LYNNWOOD, WA - Although employment is at an all-time high, one industry is struggling as its workers are constantly under the looming threat of automation: worship bands.
The leadership team at Seafarers Community Church recently fired its entire worship band, letting them know that they'd been replaced by Munch's Make-Believe Band from a nearby Chuck E. Cheese. This is happening more and more all across the country as churches are realizing that worship songs are so easy to play, even robots can do it.

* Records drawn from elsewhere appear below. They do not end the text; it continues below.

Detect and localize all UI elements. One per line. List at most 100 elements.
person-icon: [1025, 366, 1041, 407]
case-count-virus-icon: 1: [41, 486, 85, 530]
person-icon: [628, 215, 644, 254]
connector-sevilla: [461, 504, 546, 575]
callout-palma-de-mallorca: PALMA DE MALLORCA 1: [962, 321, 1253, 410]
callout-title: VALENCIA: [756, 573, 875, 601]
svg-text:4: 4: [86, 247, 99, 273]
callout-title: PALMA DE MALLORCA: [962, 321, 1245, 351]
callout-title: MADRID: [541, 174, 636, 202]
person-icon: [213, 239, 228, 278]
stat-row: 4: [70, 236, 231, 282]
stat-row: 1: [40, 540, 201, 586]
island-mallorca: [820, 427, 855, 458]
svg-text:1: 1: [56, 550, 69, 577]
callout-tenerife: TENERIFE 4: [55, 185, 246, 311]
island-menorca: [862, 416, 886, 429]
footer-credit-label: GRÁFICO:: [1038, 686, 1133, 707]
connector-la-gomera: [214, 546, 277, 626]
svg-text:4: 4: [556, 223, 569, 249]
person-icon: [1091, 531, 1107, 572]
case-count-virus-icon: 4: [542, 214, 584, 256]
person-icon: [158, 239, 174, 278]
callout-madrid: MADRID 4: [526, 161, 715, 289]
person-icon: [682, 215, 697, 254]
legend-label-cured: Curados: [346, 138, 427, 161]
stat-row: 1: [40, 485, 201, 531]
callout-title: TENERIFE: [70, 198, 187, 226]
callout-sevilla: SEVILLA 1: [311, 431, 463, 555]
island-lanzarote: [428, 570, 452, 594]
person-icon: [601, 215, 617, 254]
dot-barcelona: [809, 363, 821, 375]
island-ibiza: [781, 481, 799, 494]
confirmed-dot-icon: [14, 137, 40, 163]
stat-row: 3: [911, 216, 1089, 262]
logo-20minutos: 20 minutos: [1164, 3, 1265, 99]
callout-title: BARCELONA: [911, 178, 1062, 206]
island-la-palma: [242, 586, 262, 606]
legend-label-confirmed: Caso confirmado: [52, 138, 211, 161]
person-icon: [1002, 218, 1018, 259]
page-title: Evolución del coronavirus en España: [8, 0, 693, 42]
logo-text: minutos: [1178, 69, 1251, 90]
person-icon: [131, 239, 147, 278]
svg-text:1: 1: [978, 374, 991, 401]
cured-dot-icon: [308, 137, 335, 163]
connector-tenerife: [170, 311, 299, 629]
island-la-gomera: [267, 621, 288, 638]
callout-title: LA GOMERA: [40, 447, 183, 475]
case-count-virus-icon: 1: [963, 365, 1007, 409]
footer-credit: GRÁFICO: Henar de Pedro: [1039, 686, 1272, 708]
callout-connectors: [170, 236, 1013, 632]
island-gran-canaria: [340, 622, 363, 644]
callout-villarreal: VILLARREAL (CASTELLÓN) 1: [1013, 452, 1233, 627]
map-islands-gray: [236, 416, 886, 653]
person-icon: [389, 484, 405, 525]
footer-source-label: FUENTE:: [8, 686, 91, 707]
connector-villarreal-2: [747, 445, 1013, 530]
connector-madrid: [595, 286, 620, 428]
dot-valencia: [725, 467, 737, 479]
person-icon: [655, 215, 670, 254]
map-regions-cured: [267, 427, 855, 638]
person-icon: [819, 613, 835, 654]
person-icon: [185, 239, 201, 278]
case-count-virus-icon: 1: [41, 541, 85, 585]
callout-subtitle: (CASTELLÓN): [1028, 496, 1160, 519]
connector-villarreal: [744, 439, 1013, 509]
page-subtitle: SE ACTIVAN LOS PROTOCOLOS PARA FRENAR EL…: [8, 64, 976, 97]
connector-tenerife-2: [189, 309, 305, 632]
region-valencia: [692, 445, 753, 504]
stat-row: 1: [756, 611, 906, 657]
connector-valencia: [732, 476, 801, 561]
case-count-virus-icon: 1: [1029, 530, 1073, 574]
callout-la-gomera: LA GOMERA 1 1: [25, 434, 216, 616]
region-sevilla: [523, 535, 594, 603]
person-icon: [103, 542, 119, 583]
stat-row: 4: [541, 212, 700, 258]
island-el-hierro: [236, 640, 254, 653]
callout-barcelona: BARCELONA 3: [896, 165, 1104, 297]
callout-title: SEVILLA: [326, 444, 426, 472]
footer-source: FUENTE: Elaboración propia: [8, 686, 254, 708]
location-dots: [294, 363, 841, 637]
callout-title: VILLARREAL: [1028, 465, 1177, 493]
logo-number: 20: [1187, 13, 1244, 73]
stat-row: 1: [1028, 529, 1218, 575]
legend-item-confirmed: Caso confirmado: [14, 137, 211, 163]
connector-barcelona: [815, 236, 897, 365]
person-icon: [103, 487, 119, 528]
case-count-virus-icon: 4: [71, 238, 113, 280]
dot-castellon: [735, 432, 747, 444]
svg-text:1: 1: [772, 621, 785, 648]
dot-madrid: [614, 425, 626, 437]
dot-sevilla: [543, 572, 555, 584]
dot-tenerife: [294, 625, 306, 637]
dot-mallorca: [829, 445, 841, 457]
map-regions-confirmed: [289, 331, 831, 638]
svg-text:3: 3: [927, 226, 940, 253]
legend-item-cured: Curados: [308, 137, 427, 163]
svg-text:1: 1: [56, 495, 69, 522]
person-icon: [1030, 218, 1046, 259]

"Munch and the guys are reliable and talented, and they never ad-lib anything or give little mini-sermons between songs," said church elder Steve Dean. "They'll play whatever we program them to, no questions asked. They don't introduce a weird song every week that no one knows the lyrics to, and they can play a B-minor chord pretty well."
Percussionist Pasqually P. Pieplate has garnered considerable acclaim for his ability to keep tempo, play in 6/8 time when required, and never play too loud. "We don't even have to cage him," Dean said. "Pieplate is the future of worship drumming."

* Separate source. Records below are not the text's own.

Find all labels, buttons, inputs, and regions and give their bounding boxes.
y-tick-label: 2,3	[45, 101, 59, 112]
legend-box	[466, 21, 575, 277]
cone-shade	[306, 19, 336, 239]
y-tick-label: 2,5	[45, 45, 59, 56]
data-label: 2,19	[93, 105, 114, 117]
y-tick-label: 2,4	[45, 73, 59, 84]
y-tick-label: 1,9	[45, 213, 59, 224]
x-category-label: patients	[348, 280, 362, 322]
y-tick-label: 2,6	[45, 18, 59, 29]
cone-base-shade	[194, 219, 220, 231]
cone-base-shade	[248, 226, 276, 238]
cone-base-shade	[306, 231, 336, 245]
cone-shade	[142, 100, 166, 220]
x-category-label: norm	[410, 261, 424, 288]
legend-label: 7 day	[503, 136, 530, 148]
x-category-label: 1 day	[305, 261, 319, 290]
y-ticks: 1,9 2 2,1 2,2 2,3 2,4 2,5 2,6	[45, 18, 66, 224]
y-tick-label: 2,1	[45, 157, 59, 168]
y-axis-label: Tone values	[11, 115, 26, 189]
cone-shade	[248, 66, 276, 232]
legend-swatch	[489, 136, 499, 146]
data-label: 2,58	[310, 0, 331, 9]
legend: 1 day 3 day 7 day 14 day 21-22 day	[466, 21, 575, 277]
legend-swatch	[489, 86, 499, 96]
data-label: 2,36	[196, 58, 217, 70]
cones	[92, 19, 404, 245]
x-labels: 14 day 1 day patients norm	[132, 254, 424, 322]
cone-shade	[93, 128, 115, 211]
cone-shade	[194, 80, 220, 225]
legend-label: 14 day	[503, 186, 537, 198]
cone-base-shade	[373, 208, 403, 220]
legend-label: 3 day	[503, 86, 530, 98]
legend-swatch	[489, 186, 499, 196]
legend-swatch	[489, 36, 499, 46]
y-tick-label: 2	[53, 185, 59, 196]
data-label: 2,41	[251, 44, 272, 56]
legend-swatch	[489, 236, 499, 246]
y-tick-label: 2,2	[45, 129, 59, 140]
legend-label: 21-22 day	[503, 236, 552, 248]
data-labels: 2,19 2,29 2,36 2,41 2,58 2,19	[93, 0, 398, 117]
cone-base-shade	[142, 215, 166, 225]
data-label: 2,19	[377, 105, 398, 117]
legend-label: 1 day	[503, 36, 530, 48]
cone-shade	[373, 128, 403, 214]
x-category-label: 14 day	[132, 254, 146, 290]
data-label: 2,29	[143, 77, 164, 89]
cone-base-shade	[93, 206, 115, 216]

The band does not have a bass guitar, but the old bassist was never turned up in the house anyway.
In place of a church greeting time, a siren goes off and tickets are thrown out to the crowd. Once in a while, the band glitches out and plays "Happy Birthday" or songs about pizza like "Cheeses Messiah," "Prince of Pizza," or "10,000 Sauces," but an elder just runs onto the stage and kicks them, and they quickly shape up.
"This is totally unfair," said previous worship leader Evan "Slayer" Paulsen. "While Chuck E. and the gang are talented musicians, they simply don't have the intuition it takes to know how many times to repeat the bridge in 'Reckless Love.' You just gotta feel it, man. It's like, you can't program that."
Sadly, Paulsen is wrong, and you can, indeed, program that.